Many versions of the PuTTY client have a subtle vulnerability that can allow an attacker to compromise some private keys and then forge signatures and log into any remote servers on which those keys are used.
The bug affects versions 0.68-0.80 of PuTTY, a popular client used for SSH, Telnet, and other remote communication protocols, and derives from the fact that when using a specific NIST elliptic curve, the client produces biased ECDSA nonces. The weakness only applies to 521-bit ECDSA keys generated when using the NIST P521 curve. In order to exploit this vulnerability, an attacker would need to see a few dozen signatures from the private key, but that is a plausible scenario. Researchers at Ruhr University in Germany discovered the flaw and published details of it on Monday. The bug has been fixed in PuTTY 0.81.
“The PuTTY client and all related components generate heavily biased ECDSA nonces in the case of NIST P-521. To be more precise, the first 9 bits of each ECDSA nonce are zero. This allows for full secret key recovery in roughly 60 signatures by using state-of-the-art techniques. These signatures can either be harvested by a malicious server (man-in-the-middle attacks are not possible given that clients do not transmit their signature in the clear) or from any other source, e.g. signed git commits through forwarded agents,” the advisory from the Ruhr University researchers says.
“Luckily, client signatures are transmitted within the secure channel of SSH, requiring a malicious server to acquire such signatures. If the key has been used to sign arbitrary data (e.g., git commits by forwarding Pageant to a development host), the publicly available signatures (e.g., on GitHub) can be used as well.”

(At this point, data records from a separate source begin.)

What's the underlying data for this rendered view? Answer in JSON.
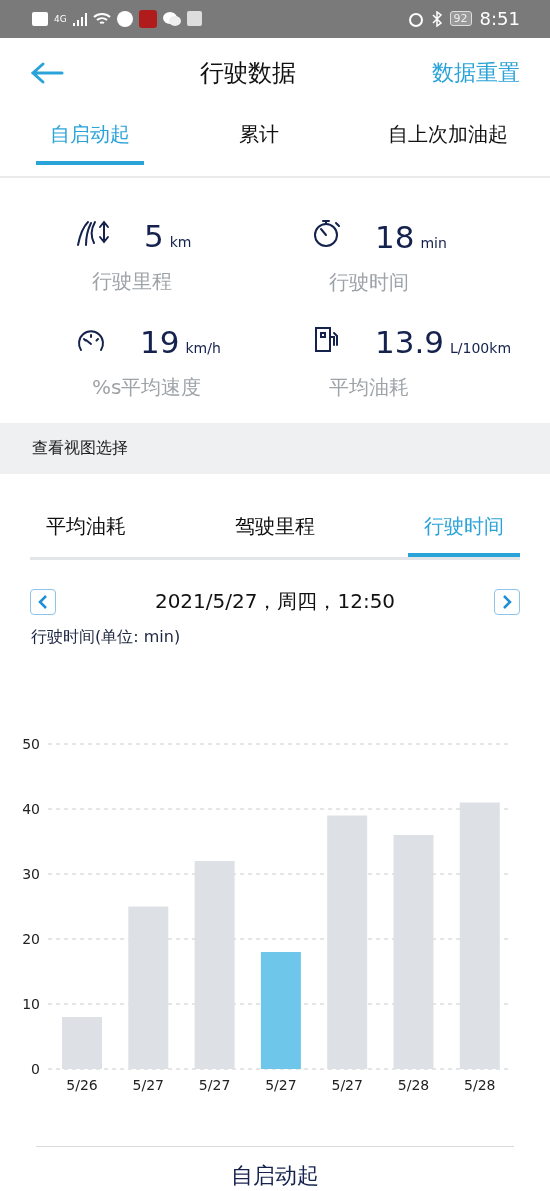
{
  "status_bar": {
    "network": "4G",
    "battery": "92",
    "time": "8:51"
  },
  "header": {
    "title": "行驶数据",
    "action": "数据重置"
  },
  "tabs": [
    {
      "label": "自启动起",
      "selected": true
    },
    {
      "label": "累计",
      "selected": false
    },
    {
      "label": "自上次加油起",
      "selected": false
    }
  ],
  "stats": [
    {
      "kind": "distance",
      "value": "5",
      "unit": "km",
      "label": "行驶里程"
    },
    {
      "kind": "time",
      "value": "18",
      "unit": "min",
      "label": "行驶时间"
    },
    {
      "kind": "speed",
      "value": "19",
      "unit": "km/h",
      "label": "%s平均速度"
    },
    {
      "kind": "fuel",
      "value": "13.9",
      "unit": "L/100km",
      "label": "平均油耗"
    }
  ],
  "view_section": {
    "title": "查看视图选择"
  },
  "chart_tabs": [
    {
      "label": "平均油耗",
      "selected": false
    },
    {
      "label": "驾驶里程",
      "selected": false
    },
    {
      "label": "行驶时间",
      "selected": true
    }
  ],
  "date_nav": {
    "date": "2021/5/27，周四，12:50"
  },
  "chart": {
    "unit_label": "行驶时间(单位: min)",
    "chart_data": {
      "type": "bar",
      "categories": [
        "5/26",
        "5/27",
        "5/27",
        "5/27",
        "5/27",
        "5/28",
        "5/28"
      ],
      "series": [
        {
          "color": "#dde1e5",
          "values": [
            8,
            25,
            32,
            null,
            39,
            36,
            41
          ]
        },
        {
          "color": "#6ec6ea",
          "values": [
            null,
            null,
            null,
            18,
            null,
            null,
            null
          ]
        }
      ],
      "ylim": [
        0,
        50
      ],
      "yticks": [
        0,
        10,
        20,
        30,
        40,
        50
      ],
      "grid": true
    }
  },
  "footer": {
    "label": "自启动起"
  }
}
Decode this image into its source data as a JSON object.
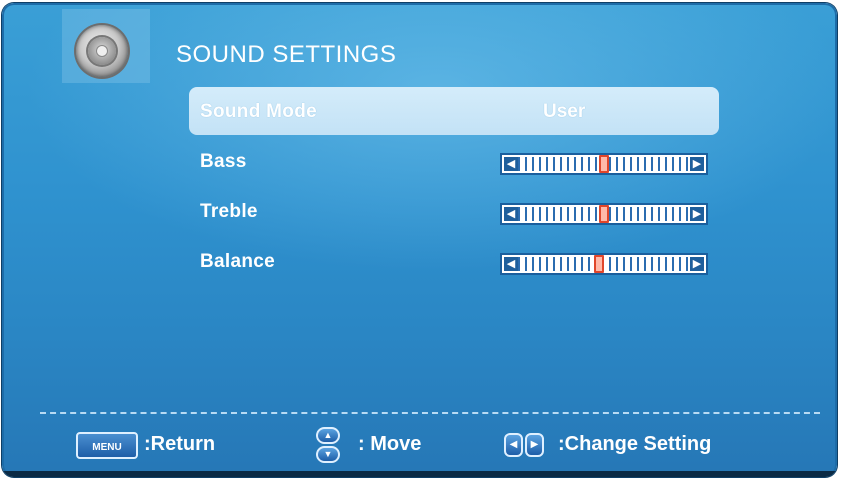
{
  "menu": {
    "title": "SOUND SETTINGS",
    "items": [
      {
        "label": "Sound Mode",
        "value": "User",
        "selected": true
      },
      {
        "label": "Bass",
        "level": 0.5
      },
      {
        "label": "Treble",
        "level": 0.5
      },
      {
        "label": "Balance",
        "level": 0.47
      }
    ]
  },
  "footer": {
    "menu_key": "MENU",
    "return_label": ":Return",
    "move_label": ": Move",
    "change_label": ":Change Setting"
  },
  "colors": {
    "background": "#2f92cf",
    "selected_row": "#c3e2f6",
    "thumb_fill": "#ffb9a8",
    "thumb_border": "#e0462a"
  },
  "icons": {
    "header": "speaker-icon",
    "slider_left": "arrow-left-icon",
    "slider_right": "arrow-right-icon",
    "move": "up-down-icon",
    "change": "left-right-icon"
  }
}
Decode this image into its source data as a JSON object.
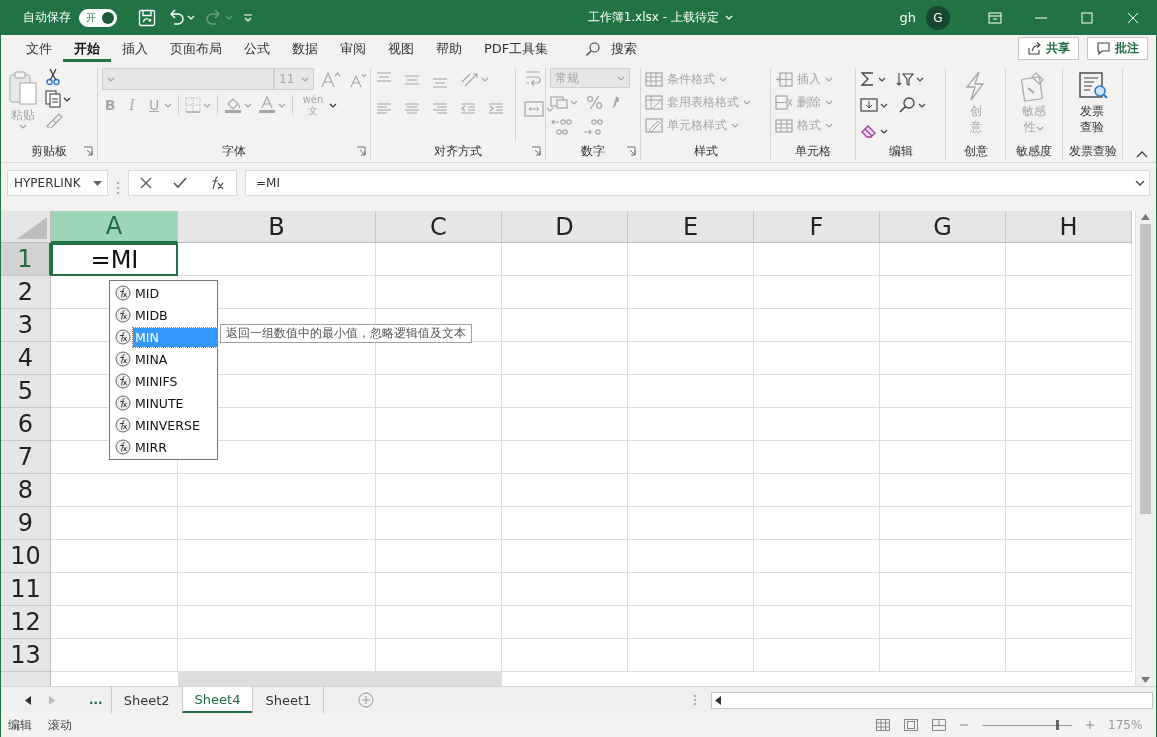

PuTTY has been around for more than 20 years and while it was developed for Windows originally, it’s open source and has been ported to some other operating systems. The client can be used for remote sessions on servers, file transfers, and other functions. The Ruhr University researchers said that users should discard any client keys generated by the NIST P521 curve on affected versions of PuTTY.
“All NIST P-521 client keys used with PuTTY must be considered compromised, given that the attack can be carried out even after the root cause has been fixed in the source code (assuming that ~60 pre-patch signatures are available to an adversary),” the advisory says.